Steht demnach die Art und Weise der Schätzung der üblichen Miete mit § 3 III ZWStS in Einklang, ist die Höhe des Abschlages von der Schätzungsbefugnis der Bekl. gedeckt. Sofern die Kl. insoweit vortragen, der Abschlag sei völlig willkürlich, verkennen sie, dass die Schätzungsbefugnis auf Seiten der Bekl. einen Beurteilungsspielraum beinhaltet, der nur dann überschritten ist, wenn die Schätzung völlig unangemessen ist. Hierfür liegen Anhaltspunkte nicht vor. Der Abschlag beträgt immerhin 14,47% von der im Mietspiegel ausgewiesenen Miete. Dass hierdurch die Besonderheiten des Ferienhauses, wie dessen Bauweise, Lage und Ausstattung nicht hinreichend berücksichtigt wurden, ist weder ersichtlich noch wird dies von den Kl. substanziiert begründet. Vielmehr erschöpft sich ihr Vorbringen in dem Hinweis auf die oben genannten Umstände, ohne dass im Einzelnen erläutert wird, welche weitere über die von der Bekl. vorgenommene Reduzierung zwingend geboten wäre. Auch wenn dies nach der Satzung der Bekl. nicht Grundlage der Schätzung der jährlichen Miete ist, spricht im Übrigen für die Angemessenheit des Abschlages der Umstand, dass ausweislich des von der Bekl. vorgelegten Ferienkatalogs „Oberes K.“ vergleichbare Wohnungen im Ferienhausgebiet „S.“ für einen Tagespreis von 50 DM zur Vermietung an Feriengäste angeboten werden. Der der Besteuerung zu Grunde gelegte Mietpreis könnte demnach bereits mit sieben Vermietungen pro Monat erzielt werden, so dass die lediglich zur Bewertung des von den Kl. betriebenen Aufwands der persönlichen Lebensführung geschätzte jährliche Miete nicht als überhöht angesehen werden kann.

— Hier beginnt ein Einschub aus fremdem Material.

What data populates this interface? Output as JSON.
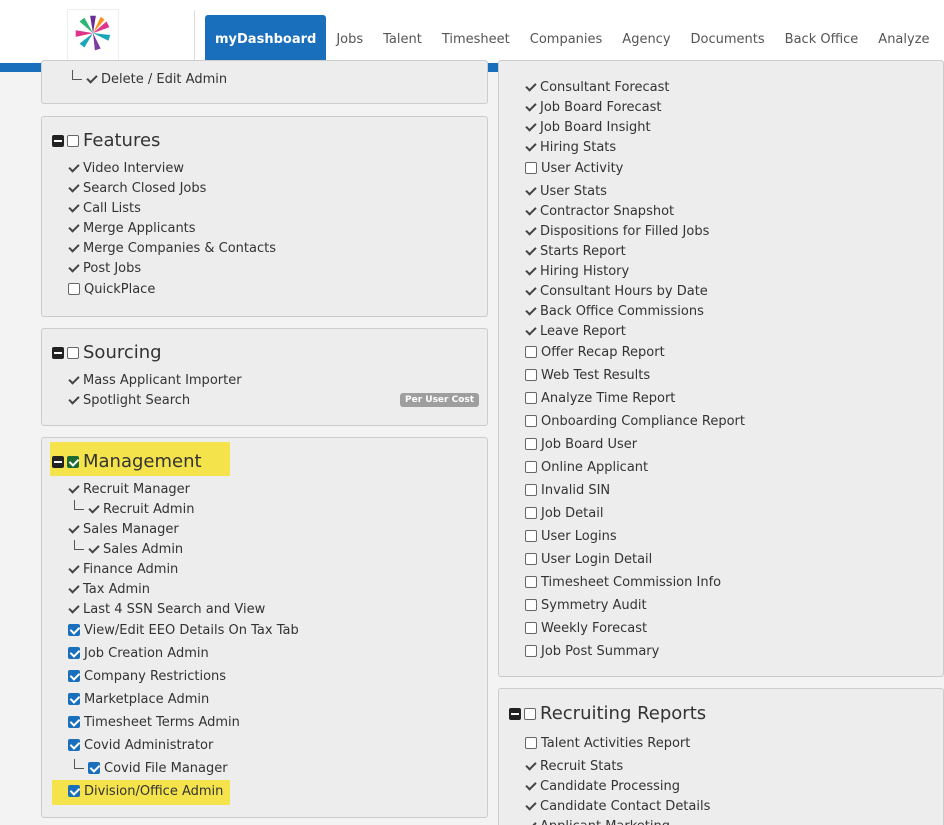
{
  "nav": {
    "tabs": [
      "myDashboard",
      "Jobs",
      "Talent",
      "Timesheet",
      "Companies",
      "Agency",
      "Documents",
      "Back Office",
      "Analyze"
    ],
    "active": "myDashboard"
  },
  "top_panel": {
    "partial_item": "Delete / Edit Admin"
  },
  "features": {
    "title": "Features",
    "items": [
      {
        "label": "Video Interview",
        "state": "tick"
      },
      {
        "label": "Search Closed Jobs",
        "state": "tick"
      },
      {
        "label": "Call Lists",
        "state": "tick"
      },
      {
        "label": "Merge Applicants",
        "state": "tick"
      },
      {
        "label": "Merge Companies & Contacts",
        "state": "tick"
      },
      {
        "label": "Post Jobs",
        "state": "tick"
      },
      {
        "label": "QuickPlace",
        "state": "unchecked"
      }
    ]
  },
  "sourcing": {
    "title": "Sourcing",
    "items": [
      {
        "label": "Mass Applicant Importer",
        "state": "tick"
      },
      {
        "label": "Spotlight Search",
        "state": "tick"
      }
    ],
    "badge": "Per User Cost"
  },
  "management": {
    "title": "Management",
    "items": [
      {
        "label": "Recruit Manager",
        "state": "tick",
        "indent": 0
      },
      {
        "label": "Recruit Admin",
        "state": "tick",
        "indent": 1
      },
      {
        "label": "Sales Manager",
        "state": "tick",
        "indent": 0
      },
      {
        "label": "Sales Admin",
        "state": "tick",
        "indent": 1
      },
      {
        "label": "Finance Admin",
        "state": "tick",
        "indent": 0
      },
      {
        "label": "Tax Admin",
        "state": "tick",
        "indent": 0
      },
      {
        "label": "Last 4 SSN Search and View",
        "state": "tick",
        "indent": 0
      },
      {
        "label": "View/Edit EEO Details On Tax Tab",
        "state": "checked",
        "indent": 0
      },
      {
        "label": "Job Creation Admin",
        "state": "checked",
        "indent": 0
      },
      {
        "label": "Company Restrictions",
        "state": "checked",
        "indent": 0
      },
      {
        "label": "Marketplace Admin",
        "state": "checked",
        "indent": 0
      },
      {
        "label": "Timesheet Terms Admin",
        "state": "checked",
        "indent": 0
      },
      {
        "label": "Covid Administrator",
        "state": "checked",
        "indent": 0
      },
      {
        "label": "Covid File Manager",
        "state": "checked",
        "indent": 1
      },
      {
        "label": "Division/Office Admin",
        "state": "checked",
        "indent": 0
      }
    ]
  },
  "reports_list": {
    "items": [
      {
        "label": "Consultant Forecast",
        "state": "tick"
      },
      {
        "label": "Job Board Forecast",
        "state": "tick"
      },
      {
        "label": "Job Board Insight",
        "state": "tick"
      },
      {
        "label": "Hiring Stats",
        "state": "tick"
      },
      {
        "label": "User Activity",
        "state": "unchecked"
      },
      {
        "label": "User Stats",
        "state": "tick"
      },
      {
        "label": "Contractor Snapshot",
        "state": "tick"
      },
      {
        "label": "Dispositions for Filled Jobs",
        "state": "tick"
      },
      {
        "label": "Starts Report",
        "state": "tick"
      },
      {
        "label": "Hiring History",
        "state": "tick"
      },
      {
        "label": "Consultant Hours by Date",
        "state": "tick"
      },
      {
        "label": "Back Office Commissions",
        "state": "tick"
      },
      {
        "label": "Leave Report",
        "state": "tick"
      },
      {
        "label": "Offer Recap Report",
        "state": "unchecked"
      },
      {
        "label": "Web Test Results",
        "state": "unchecked"
      },
      {
        "label": "Analyze Time Report",
        "state": "unchecked"
      },
      {
        "label": "Onboarding Compliance Report",
        "state": "unchecked"
      },
      {
        "label": "Job Board User",
        "state": "unchecked"
      },
      {
        "label": "Online Applicant",
        "state": "unchecked"
      },
      {
        "label": "Invalid SIN",
        "state": "unchecked"
      },
      {
        "label": "Job Detail",
        "state": "unchecked"
      },
      {
        "label": "User Logins",
        "state": "unchecked"
      },
      {
        "label": "User Login Detail",
        "state": "unchecked"
      },
      {
        "label": "Timesheet Commission Info",
        "state": "unchecked"
      },
      {
        "label": "Symmetry Audit",
        "state": "unchecked"
      },
      {
        "label": "Weekly Forecast",
        "state": "unchecked"
      },
      {
        "label": "Job Post Summary",
        "state": "unchecked"
      }
    ]
  },
  "recruiting_reports": {
    "title": "Recruiting Reports",
    "items": [
      {
        "label": "Talent Activities Report",
        "state": "unchecked"
      },
      {
        "label": "Recruit Stats",
        "state": "tick"
      },
      {
        "label": "Candidate Processing",
        "state": "tick"
      },
      {
        "label": "Candidate Contact Details",
        "state": "tick"
      },
      {
        "label": "Applicant Marketing",
        "state": "tick"
      }
    ]
  },
  "colors": {
    "brand_blue": "#1a6fbd",
    "highlight": "#f4e34a"
  }
}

Ist demnach die übliche Miete von der Bekl. zutreffend ermittelt worden, steht die gegenüber den Kl. festgesetzte Steuer auch im Übrigen mit der Zweitwohnungssteuersatzung der Bekl. in Einklang. Bei typisierender Betrachtung ist es insbesondere nicht zu beanstanden, dass der Steuerfestsetzung je nach Alter der Zweitwohnungen im Ferienhausgebiet „S.“ unterschiedlich hohe Bemessungsgrundlagen zu Grunde gelegt wurden.